Под занавес сезона и накануне закрытия на реконструкцию Большой аудитории Политехнического музея в Политеатре представили пьесу поэта Андрея Родионова «Нурофеновая эскадрилья» (постановка Руслана Маликова) — антиутопию в багровых тонах про бригаду биологов, выращивающих на заводе будущего при помощи нанотехнологий самолеты. Действо, пронизанное темнейшим колоритом густой безнадеги, начинается в военизированно-тоталитарном обществе будущего, а оканчивается и вовсе в царстве мертвых — на метафизической Луне, куда после гибели попадают фантастические технологические аппараты из разных культурных дискурсов (вроде фольклорного летучего корабля и ретрофутуристической фашистской летающей тарелки).
Посещение спектакля вряд ли окажется приятным опытом: катастрофичность и болезненный надлом нагнетаются с самого начала при помощи видеодекораций, которые в какой-то момент прямо-таки начинают внушать отвращение своей натуралистичностью. События пьесы разворачиваются во время Третьей мировой войны («православной, термоядерной»), среди персонажей, постоянно «болеутоляющихся» вынесенным в заглавие препаратом, присутствует неудавшийся самоубийца; и хотя текст Родионова местами просто блестящ, он, в конце концов, начинает сильно действовать на нервы своей тяжеловесной грубостью и полуночной мрачностью. Все эти нарко-суицидально-эротические фантазмы заставляют поморщиться и подумать: а стоит ли вообще оно того, чтобы быть воплощенными на сколь бы то ни было крупного формата сцене? Темно-красная кровавость постановки в иные моменты доходит до какой-то совсем уж потусторонней лиловости, отчего зрелище начинает пафосно трещать по швам, напоминая самодеятельность.
Автор пьесы, надо полагать, наполняет пространство условного «будущего» собственной разрушительной внутренней болью, и оно становится одновременно невыносимо пустым и тяжелым. И чем дальше поэт ведет нас, как на экскурсию, в свои душевные потемки, каждый раз доставая оттуда новые пугающие образы, завернутые в безупречную поэтическую упаковку, тем меньше хочется туда идти. Возможно, будущее у кого-то и рождает ощущение тяжелого похмелья, но стоит ли это ощущение так отчаянно проецировать на публику?
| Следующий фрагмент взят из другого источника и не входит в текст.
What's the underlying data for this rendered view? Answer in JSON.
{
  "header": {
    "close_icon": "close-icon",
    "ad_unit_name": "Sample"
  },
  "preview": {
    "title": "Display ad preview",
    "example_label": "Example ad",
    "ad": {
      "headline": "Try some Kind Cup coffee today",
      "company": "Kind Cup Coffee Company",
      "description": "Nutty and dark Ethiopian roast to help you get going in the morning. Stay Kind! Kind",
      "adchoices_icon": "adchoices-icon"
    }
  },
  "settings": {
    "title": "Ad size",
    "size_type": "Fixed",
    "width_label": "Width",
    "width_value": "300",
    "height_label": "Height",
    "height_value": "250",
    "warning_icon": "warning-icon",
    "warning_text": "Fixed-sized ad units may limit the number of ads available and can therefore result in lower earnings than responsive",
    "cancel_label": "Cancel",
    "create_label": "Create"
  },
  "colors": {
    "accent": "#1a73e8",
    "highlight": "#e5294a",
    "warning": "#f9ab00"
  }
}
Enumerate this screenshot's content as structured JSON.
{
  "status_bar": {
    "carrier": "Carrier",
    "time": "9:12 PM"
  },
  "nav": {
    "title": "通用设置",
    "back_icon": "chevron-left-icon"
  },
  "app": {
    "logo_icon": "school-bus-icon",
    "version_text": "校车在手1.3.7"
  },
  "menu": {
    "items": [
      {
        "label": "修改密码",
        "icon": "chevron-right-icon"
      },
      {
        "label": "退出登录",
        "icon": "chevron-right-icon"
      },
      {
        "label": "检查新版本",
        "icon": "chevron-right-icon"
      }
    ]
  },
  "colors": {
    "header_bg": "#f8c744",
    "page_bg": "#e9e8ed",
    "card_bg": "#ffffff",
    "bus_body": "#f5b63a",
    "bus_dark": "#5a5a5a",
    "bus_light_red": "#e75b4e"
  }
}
Спектакль оставляет чувство зловещей усталости и какой-то невнятной досады – для чего в очередной раз тратить столько щедрых творческих сил на то, чтобы показать зрителю очередной фантазм-апокалипсис? При всем уважении к утонченным эстетам, созерцая кровавую пену, вряд ли можно испытать какое-то другое удовольствие, кроме мучительного, но таким удовольствием довольствуются те, для кого недоступна какая-то иная, на другом энергетическом и смысловом уровне живущая радость. Иногда до нее тяжело добраться, это да, но из-за этого мазать всеобщее небо кровавым цветом?
Желающим благосклонно оценить спектакль ничего не остается, как в очередной раз посчитать трэш средством исцеления авторской боли, извращенным психотерапевтическим методом. В подобном разрезе он, безусловно, имеет право на существование, однако чем все это должно и может затронуть окружающих незаинтересованных лиц, в общем, не слишком понятно. Художники периодически увлекаются любованием темнотой, но это, собственно говоря, их личное дело. Каждый следующий эксперимент в жанре «мы все умрем» все больше оставляет у автора этих строк ощущение какого-то странного недоумения, отторжения и скуки.
Хрустящая мрачность «Эскадрильи» сделана стильно и по звуку, и визуально, однако все равно это, хотя и красивый, но пирожок с начинкой из смердящей субстанции, мало подходящей для приема внутрь. Это все, как выражается сам автор пьесы, цитируя теоретика, «телесный низ» — причем, «телесный низ» самой души, кровавая пена боли, которую разглядывать интересно разве что в лаборатории под микроскопом из чисто научных соображений. Хотя, может, кому-то хочется специально остро-неприятных ощущений – тогда милости просим, можно полюбопытствовать.